What a first-class fix would require (per #4623)

  1. a new connection/step-input map-over mode on WorkflowStepConnection/WorkflowStepInput that the runtime honors (generalize the subcollection-mapping path so a flat list can be scattered into a multiple input) + GUI language for it, or
  2. tool-authoring the conditional+repeat/data_collection pattern #4623 describes, or
  3. the workflow-level build_listlist:list nesting above (works now).

Minimum viable for extraction specifically: warn at extraction that a mapped multiple input is being downgraded to a reduction, so the lossy round-trip is at least visible.


Validated end-to-end + applied to UC1 (2026-06-15)

The build_list nesting was confirmed empirically and applied to make UC1 extract cleanly:

CRITICAL: the full re-run exposed a SECOND reduction the build_list fix didn’t cover

Re-invoking the extracted workflow on a fresh copy of the assemblies (122 jobs, all ok, ~38 min) ran the closest steps paired correctly (4 elements × 9 columns, no -mdb), but the ARG matrices/closest table came out wrong — every gene present in every isolate, ~4× inflated context counts. Root cause: staramr’s genomes parameter is also multiple="true", so connecting the assemblies collection reduced all four isolates into ONE staramr job (staramr on dataset 1-4 and collection 6), producing a single resfinder with every isolate’s ARGs that then broadcast to all four closest jobs. The in-place tail workflow never caught this because it was fed the pre-built ARG list, bypassing staramr.

Per-tool job counts on re-run: staramr=1 (REDUCED), ISEScan=4, Bakta=4, integron=4, JBrowse=4 (mapped).

The real lesson: the build_list workaround is per-multiple-input, and a realistic pipeline has several. Auditing all pipeline tools found four multiple data-input reduction points: closest.inputB ×2 (loc + flank), staramr.genomes, and jbrowse’s 3 track inputs; collapse.input_list also reduces but that is by design. “0 dangling + embeds survive” is necessary but not sufficient for faithfulness — every mapped multiple input needs its own build_list nest.
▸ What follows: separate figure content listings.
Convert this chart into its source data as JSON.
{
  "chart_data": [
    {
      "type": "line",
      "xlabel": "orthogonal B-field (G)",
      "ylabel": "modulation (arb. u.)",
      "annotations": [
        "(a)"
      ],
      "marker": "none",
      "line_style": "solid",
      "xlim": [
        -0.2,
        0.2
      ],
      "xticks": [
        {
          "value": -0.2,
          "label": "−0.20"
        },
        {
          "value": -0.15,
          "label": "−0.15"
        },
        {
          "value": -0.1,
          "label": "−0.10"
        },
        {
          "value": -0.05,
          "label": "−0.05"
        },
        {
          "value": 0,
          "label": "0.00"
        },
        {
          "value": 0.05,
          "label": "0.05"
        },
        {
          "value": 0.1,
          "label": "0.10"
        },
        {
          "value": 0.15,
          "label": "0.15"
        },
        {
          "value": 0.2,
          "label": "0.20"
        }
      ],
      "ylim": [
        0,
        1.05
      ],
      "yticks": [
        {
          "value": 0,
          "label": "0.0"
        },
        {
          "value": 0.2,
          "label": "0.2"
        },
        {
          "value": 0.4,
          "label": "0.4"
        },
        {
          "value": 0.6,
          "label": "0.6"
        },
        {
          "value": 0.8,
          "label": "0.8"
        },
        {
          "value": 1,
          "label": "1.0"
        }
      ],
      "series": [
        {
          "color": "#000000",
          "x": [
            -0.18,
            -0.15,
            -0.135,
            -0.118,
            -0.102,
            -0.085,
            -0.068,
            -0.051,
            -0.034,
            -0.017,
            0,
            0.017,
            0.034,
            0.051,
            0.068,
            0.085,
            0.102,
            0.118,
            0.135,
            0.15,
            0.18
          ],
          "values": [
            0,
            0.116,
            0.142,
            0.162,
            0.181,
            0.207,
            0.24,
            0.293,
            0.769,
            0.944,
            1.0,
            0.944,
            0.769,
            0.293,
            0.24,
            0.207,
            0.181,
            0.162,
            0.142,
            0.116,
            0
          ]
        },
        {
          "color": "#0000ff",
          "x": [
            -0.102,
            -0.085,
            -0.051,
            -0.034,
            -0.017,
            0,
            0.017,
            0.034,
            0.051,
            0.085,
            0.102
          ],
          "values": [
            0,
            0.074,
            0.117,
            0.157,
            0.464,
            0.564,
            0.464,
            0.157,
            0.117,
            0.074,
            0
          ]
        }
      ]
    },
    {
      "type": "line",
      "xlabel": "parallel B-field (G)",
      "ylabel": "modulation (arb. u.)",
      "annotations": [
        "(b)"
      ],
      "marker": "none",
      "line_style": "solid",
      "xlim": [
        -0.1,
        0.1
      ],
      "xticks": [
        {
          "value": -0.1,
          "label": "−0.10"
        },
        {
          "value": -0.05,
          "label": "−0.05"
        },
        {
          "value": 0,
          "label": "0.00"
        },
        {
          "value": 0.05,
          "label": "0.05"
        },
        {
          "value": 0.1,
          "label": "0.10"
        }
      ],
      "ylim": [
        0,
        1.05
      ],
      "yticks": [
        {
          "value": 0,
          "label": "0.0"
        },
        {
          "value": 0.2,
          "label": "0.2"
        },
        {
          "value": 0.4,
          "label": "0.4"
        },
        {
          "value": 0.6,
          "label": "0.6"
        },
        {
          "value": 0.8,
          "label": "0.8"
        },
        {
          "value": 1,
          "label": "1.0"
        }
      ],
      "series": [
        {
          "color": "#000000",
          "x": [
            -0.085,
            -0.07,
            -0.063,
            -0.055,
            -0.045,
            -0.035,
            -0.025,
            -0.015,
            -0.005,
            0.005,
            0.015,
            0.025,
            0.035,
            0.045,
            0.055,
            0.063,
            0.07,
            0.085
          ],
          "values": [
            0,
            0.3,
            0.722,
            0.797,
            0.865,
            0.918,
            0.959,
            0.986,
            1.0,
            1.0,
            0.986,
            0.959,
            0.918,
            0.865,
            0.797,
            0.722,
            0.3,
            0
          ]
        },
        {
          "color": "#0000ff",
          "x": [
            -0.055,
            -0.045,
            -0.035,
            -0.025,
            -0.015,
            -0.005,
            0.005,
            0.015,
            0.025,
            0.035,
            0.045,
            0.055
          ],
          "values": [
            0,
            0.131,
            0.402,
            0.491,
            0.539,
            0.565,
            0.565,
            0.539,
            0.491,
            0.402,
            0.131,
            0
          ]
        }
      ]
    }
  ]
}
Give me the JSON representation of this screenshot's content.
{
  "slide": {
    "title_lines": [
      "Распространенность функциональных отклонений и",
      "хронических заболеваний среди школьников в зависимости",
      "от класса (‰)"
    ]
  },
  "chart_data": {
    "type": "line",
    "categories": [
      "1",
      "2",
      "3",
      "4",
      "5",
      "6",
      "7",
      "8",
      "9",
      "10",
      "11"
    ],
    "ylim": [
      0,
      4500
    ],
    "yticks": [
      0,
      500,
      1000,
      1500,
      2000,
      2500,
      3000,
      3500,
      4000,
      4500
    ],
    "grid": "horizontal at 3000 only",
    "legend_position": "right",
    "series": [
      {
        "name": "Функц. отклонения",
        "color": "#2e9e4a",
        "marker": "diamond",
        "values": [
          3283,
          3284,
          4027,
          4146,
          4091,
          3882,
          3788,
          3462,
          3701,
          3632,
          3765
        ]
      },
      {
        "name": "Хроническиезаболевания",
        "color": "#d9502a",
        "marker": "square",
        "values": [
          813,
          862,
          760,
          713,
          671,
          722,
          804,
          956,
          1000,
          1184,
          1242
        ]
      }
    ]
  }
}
RESOLUTION (verified faithful end-to-end). Splicing a build_list nest before each of the six multiple-input connections (staramr.genomes; closest.inputB ×2; jbrowse ARG/IS/Bakta tracks ×3) and re-invoking the whole pipeline from scratch on the assemblies now reproduces faithfully:

Why this is the strongest evidence in the investigation: a single realistic notebook needed six build_list nests to round-trip, none of which a human could discover from the UI (mapping a multiple input isn’t GUI-reachable — see the reframing at the top). The manual pattern plainly does not scale; this is the concrete case for first-class map-over support (#4623) and extraction-time auto-nesting / warning (#22710).

Verdict (unchanged from the findings doc)

EXPECTED-SEMANTICS + FIDELITY GAP. The reduce is correct and tested in isolation; the gap is that run-time element-wise map-over of a multiple input has no workflow representation, so extraction is silently lossy for that construct. Confirmed by static reading + two existing passing tests; the failing mirror test above has not been run (would need a framework-workflows server).